Ce ne sont pas tous les délégués qui souhaitent le retour des cinq députés dissidents. Certains s’exprimant au micro ont douté ouvertement de la foi indépendantiste de ces élus puisqu’ils étaient réfractaires à promouvoir l’indépendance à Ottawa comme le préconisait Martine Ouellet.

Le projet de refondation du Bloc québécois suggéré par le Forum jeunesse du Bloc québécois a également suscité de vives critiques de la part de certains délégués. Certains trouvaient la démarche carrément suicidaire vu l’échéancier électoral fédéral d’octobre 2019 et craignaient que la démarche ne signe tout simplement la mort de leur parti.

«J’ai l’impression que le Bloc québécois est en train de perdre tranquillement sa vocation indépendantiste», a résumé en entrevue Dominique Mougin de la circonscription de Saint-Léonard—Saint-Michel.

Une majorité de délégués a toutefois décidé de repenser le Bloc québécois de fond en comble tout de suite apès l’élection québécoise en octobre. Le processus culminera avec un congrès de refondation en janvier 2019 où le nom, le logo, les statuts et règlements et le programme seraient remis en question. Le congrès serait précédé de douze colloques régionaux en ligne.

«C’est un des objectifs de ramener les dix députés ensemble d’une belle façon, mais aussi de rassembler les indépendantistes et les gens qui ont peut-être par le passé déjà cru au Bloc québécois, qui ont été déçus, ou des gens qui pourraient être attirés par le Bloc québécois qui ont juste besoin d’un petit « oomph » de plus», a expliqué la présidente de l’aile jeunesse, Camille Goyette-Gingras.

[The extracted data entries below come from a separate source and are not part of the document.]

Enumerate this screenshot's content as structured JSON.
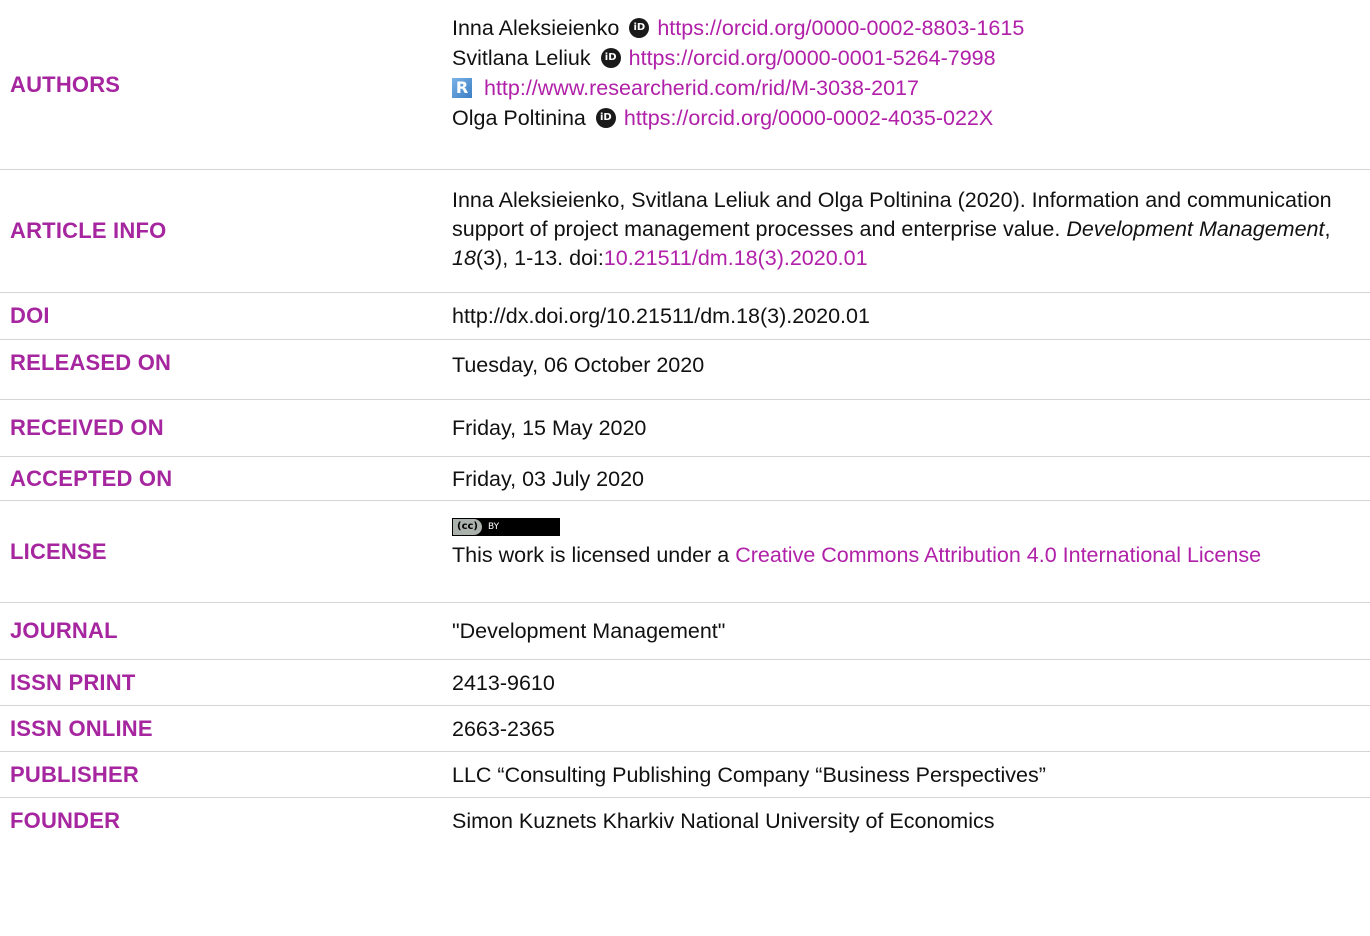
{
  "authors": {
    "label": "AUTHORS",
    "lines": [
      {
        "name": "Inna Aleksieienko",
        "link": "https://orcid.org/0000-0002-8803-1615"
      },
      {
        "name": "Svitlana Leliuk",
        "link": "https://orcid.org/0000-0001-5264-7998"
      },
      {
        "name": "",
        "link": "http://www.researcherid.com/rid/M-3038-2017"
      },
      {
        "name": "Olga Poltinina",
        "link": "https://orcid.org/0000-0002-4035-022X"
      }
    ]
  },
  "article_info": {
    "label": "ARTICLE INFO",
    "text1": "Inna Aleksieienko, Svitlana Leliuk and Olga Poltinina (2020). Information and communication support of project management processes and enterprise value.",
    "journal": "Development Management",
    "sep1": ", ",
    "volume": "18",
    "issue_pages": "(3), 1-13. doi:",
    "doi_link": "10.21511/dm.18(3).2020.01"
  },
  "doi": {
    "label": "DOI",
    "value": "http://dx.doi.org/10.21511/dm.18(3).2020.01"
  },
  "released_on": {
    "label": "RELEASED ON",
    "value": "Tuesday, 06 October 2020"
  },
  "received_on": {
    "label": "RECEIVED ON",
    "value": "Friday, 15 May 2020"
  },
  "accepted_on": {
    "label": "ACCEPTED ON",
    "value": "Friday, 03 July 2020"
  },
  "license": {
    "label": "LICENSE",
    "badge_cc": "(cc)",
    "badge_by": "BY",
    "text": "This work is licensed under a ",
    "link": "Creative Commons Attribution 4.0 International License"
  },
  "journal": {
    "label": "JOURNAL",
    "value": "\"Development Management\""
  },
  "issn_print": {
    "label": "ISSN PRINT",
    "value": "2413-9610"
  },
  "issn_online": {
    "label": "ISSN ONLINE",
    "value": "2663-2365"
  },
  "publisher": {
    "label": "PUBLISHER",
    "value": "LLC “Consulting Publishing Company “Business Perspectives”"
  },
  "founder": {
    "label": "FOUNDER",
    "value": "Simon Kuznets Kharkiv National University of Economics"
  },
  "colors": {
    "label": "#a6269f",
    "link": "#b020a8"
  }
}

Il y aurait 65 000 membres de partis indépendantistes sur la scène québécoise qui n’auraient pas de carte de membre du Bloc québécois. Ceux-ci pourront prendre une carte de refondation à 5 $ pour participer au chantier.

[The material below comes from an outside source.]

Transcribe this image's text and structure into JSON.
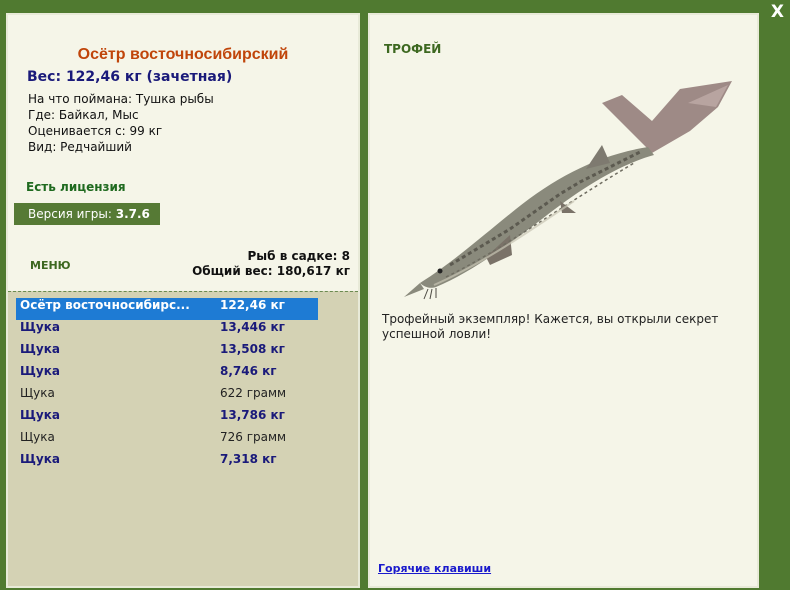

La déclaration de principes du chantier inclut les quatre points mis de l’avant par Québec debout, soit le fait que le parti serait une «coalition d’indépendantistes qui oeuvrent sur la scène fédérale», qu’il défendrait la défense des intérêts du Québec à Ottawa, soutiendrait les consensus de l’Assemblée nationale et «veillerait à accroître la présence et la force du Québec dans les domaines de compétence fédérale». Ce quatrième point ne semblait toutefois pas faire consensus dans l’assemblée.

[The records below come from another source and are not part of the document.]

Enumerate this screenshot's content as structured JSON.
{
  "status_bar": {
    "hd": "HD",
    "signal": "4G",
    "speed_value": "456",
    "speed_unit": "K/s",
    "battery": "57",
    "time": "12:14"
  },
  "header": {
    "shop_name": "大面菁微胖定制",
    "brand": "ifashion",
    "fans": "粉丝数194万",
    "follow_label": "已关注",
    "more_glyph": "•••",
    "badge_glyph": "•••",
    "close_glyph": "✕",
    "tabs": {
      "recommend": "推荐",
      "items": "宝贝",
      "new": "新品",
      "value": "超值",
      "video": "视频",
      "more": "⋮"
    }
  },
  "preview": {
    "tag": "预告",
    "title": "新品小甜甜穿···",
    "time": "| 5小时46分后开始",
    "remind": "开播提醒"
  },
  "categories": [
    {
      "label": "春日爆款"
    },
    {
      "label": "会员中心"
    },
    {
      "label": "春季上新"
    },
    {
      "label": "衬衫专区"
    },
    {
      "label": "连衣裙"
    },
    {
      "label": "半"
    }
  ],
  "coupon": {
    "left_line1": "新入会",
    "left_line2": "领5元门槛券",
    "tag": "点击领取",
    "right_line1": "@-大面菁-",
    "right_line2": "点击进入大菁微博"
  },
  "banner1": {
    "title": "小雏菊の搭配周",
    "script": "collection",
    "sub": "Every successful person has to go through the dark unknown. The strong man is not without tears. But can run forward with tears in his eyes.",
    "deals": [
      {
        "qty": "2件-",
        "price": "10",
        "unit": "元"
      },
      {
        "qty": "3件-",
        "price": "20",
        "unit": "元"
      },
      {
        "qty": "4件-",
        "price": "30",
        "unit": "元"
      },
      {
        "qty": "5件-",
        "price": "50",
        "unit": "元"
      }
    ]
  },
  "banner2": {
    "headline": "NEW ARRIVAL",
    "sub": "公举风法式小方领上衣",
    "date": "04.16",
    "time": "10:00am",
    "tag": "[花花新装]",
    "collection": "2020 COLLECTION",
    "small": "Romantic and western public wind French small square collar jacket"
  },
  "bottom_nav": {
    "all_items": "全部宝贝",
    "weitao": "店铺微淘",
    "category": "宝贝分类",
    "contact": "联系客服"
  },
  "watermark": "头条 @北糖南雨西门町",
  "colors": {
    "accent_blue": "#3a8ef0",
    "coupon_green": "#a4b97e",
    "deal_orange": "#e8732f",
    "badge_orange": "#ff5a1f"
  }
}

Les délégués ont également décidé des modalités pour le choix du prochain chef. La course à la direction s’amorcerait également en janvier 2019 pour culminer par un vote les 8 et 9 mars. Le nom du nouveau chef serait connu le 10 mars, soit huit mois avant les prochaines élections fédérales.

Le Bloc québécois a été plongé dans la pire crise de son histoire en février lorsque sept députés ont claqué la porte. Il s’en est suivi un bras de fer qui a mené en juin à la démission de Martine Ouellet comme chef du parti. Celle-ci venait de perdre la confiance des militants lors d’un référendum qui portait également sur la mission du Bloc québécois. Deux députés démissionnaires ont depuis réintégré les rangs bloquistes.

La crise a fait mal aux finances du parti. Selon le dernier rapport trimestriel publié en juin par Élections Canada, le Bloc québécois a amassé un peu plus de 40 000 $ au cours des mois précédents, soit moins de la moitié des 91 000 $ recueillis un an auparavant. Il rassemble aujourd’hui 15 000 membres en règle.